Quant à son soutien parlementaire il est particulièrement fort. Son parti l’UMP dispose largement de la majorité absolue sans compter l’apport du nouveau centre.
Le lien entre les majorités présidentielle et parlementaire est renforcé par la concomitance des élections (Présidentielles: 22 avril et 6 mai ; Législatives : 10 et 17 juin 2007). Avec l'inversion du calendrier électoral, l'élection présidentielle est devenue celle qui incontestablement attribue le pouvoir et qui l'attribue évidemment au Président, ce qui a pour effet de diminuer l'importance des élections législatives puisque celles-ci ne servent qu'à donner au Président les moyens parlementaires de son action. La prééminence présidentielle est ainsi sinon consacrée, du moins renforcée.

Le lien entre les majorités présidentielle et parlementaire est également renforcé par la pratique présidentielle qui reçoit régulièrement à l’Élysée les États-majors de l’UMP, mais aussi ce qui est une première sous la Cinquième, tous les députés et tous les sénateurs de son parti.
Fort de ces soutiens, le Président de la République occupera systématiquement l’espace médiatique et imposera son agenda politique, c’est pourquoi, plutôt que d’hyper présidence il faudrait parler d’hyper présence. Mais au lieu de renforcer son audience, cette présence exacerbée s’est traduite par un rejet de plus en plus fort, comme en témoigne la courbe de sa cote de popularité.

> La tentative de rééquilibrage des pouvoirs
La loi constitutionnelle du 23 juillet 2008 a introduit ou modifié 47 articles de la Constitution. Il s’agit d’une révision parmi les plus importantes de toute la Cinquième, même si ses résultats concrets sont loin d’être à la hauteur des espérances de certains.

  • Une refonte importante de la constitution

La présidence de la République est mieux contrôlée du fait de la limitation du nombre de mandats à deux et par l'instauration d'un nouveau droit de message devant le Congrès.
Quant au Parlement il est renforcé d’abord à travers sa fonction législative puisque l'Assemblée nationale et le Sénat déterminent désormais la moitié de l’ordre du jour. Quant à l'examen des textes par les parlementaires il se fait sur le texte de la commission et non plus sur le texte du Gouvernement. Enfin le recours à l’article 49.3 est limité.
Pour ce qui est de la fonction de contrôle, elle est également renforcée du fait de l’intervention des parlementaires dans les nominations à un certain nombre de poste de la haute administration, ou encore en matière d’intervention militaire où l’avis demandé est suivi de la possibilité de veto au bout de quatre mois.
Les citoyens n’ont pas été oubliés, leurs droits sont mieux garantis par la question prioritaire de constitutionnalité (QPC) et par la création du Défenseur des droits.
En outre, ils peuvent mieux participer au fonctionnement de l'Etat à travers le référendum d'initiative minoritaire et la possibilité de saisir plusieurs institutions: le Défenseur des droits, le Conseil économique, social et environnemental ainsi que le Conseil supérieur de la magistrature.

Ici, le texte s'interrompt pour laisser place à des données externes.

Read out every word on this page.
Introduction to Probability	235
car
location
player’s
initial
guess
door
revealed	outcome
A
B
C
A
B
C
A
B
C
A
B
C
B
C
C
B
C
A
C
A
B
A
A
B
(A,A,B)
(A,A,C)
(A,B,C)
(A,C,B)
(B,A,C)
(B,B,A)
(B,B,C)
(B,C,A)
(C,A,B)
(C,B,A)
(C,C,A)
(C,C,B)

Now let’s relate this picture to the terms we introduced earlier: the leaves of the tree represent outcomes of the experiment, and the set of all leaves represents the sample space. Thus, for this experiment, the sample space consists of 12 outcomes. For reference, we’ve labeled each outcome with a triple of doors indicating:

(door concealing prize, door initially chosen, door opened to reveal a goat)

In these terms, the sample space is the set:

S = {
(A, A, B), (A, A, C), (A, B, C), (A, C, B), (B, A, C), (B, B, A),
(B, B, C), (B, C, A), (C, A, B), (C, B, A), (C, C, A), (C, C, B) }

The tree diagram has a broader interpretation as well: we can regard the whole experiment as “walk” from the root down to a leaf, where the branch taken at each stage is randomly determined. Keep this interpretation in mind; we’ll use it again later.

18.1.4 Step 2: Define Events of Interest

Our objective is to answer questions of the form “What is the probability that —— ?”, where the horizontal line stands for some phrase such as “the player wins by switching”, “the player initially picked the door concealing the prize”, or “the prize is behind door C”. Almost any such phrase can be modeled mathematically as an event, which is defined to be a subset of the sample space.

  • Des résultats ambivalents

Le Président reste certes omniprésent. Le Parlement est dopé, mais guère renforcé dans la réalité. Certes, la rationalisation a presque disparu, ce qui a eu pour effet de renforcer la combativité des parlementaires, mais le phénomène majoritaire subsiste et donc le Président de la République et le Gouvernement conservent leur ascendant politique sur les parlementaires de la majorité. Si le Parlement reste tributaire du phénomène majoritaire, c’est parce qu’il est d’ordre politique et non pas juridique. Ce phénomène est donc hors de portée de toute révision constitutionnelle.
Sans doute, ce sont les citoyens qui sont les plus grands bénéficiaires de la réforme avec notamment la possibilité de saisir le Conseil constitutionnel par le biais de la QPC. Ainsi, ont-ils la possibilité de faire respecter leurs droits fondamentaux.

2.1.2 Le présidentialisme contesté

Lorsque le phénomène majoritaire s’atténue ou lorsque le Président de la République s’efface délibérément, le présidentialisme ainsi contesté, s’affaiblit. Cette situation s’est présentée à plusieurs reprises.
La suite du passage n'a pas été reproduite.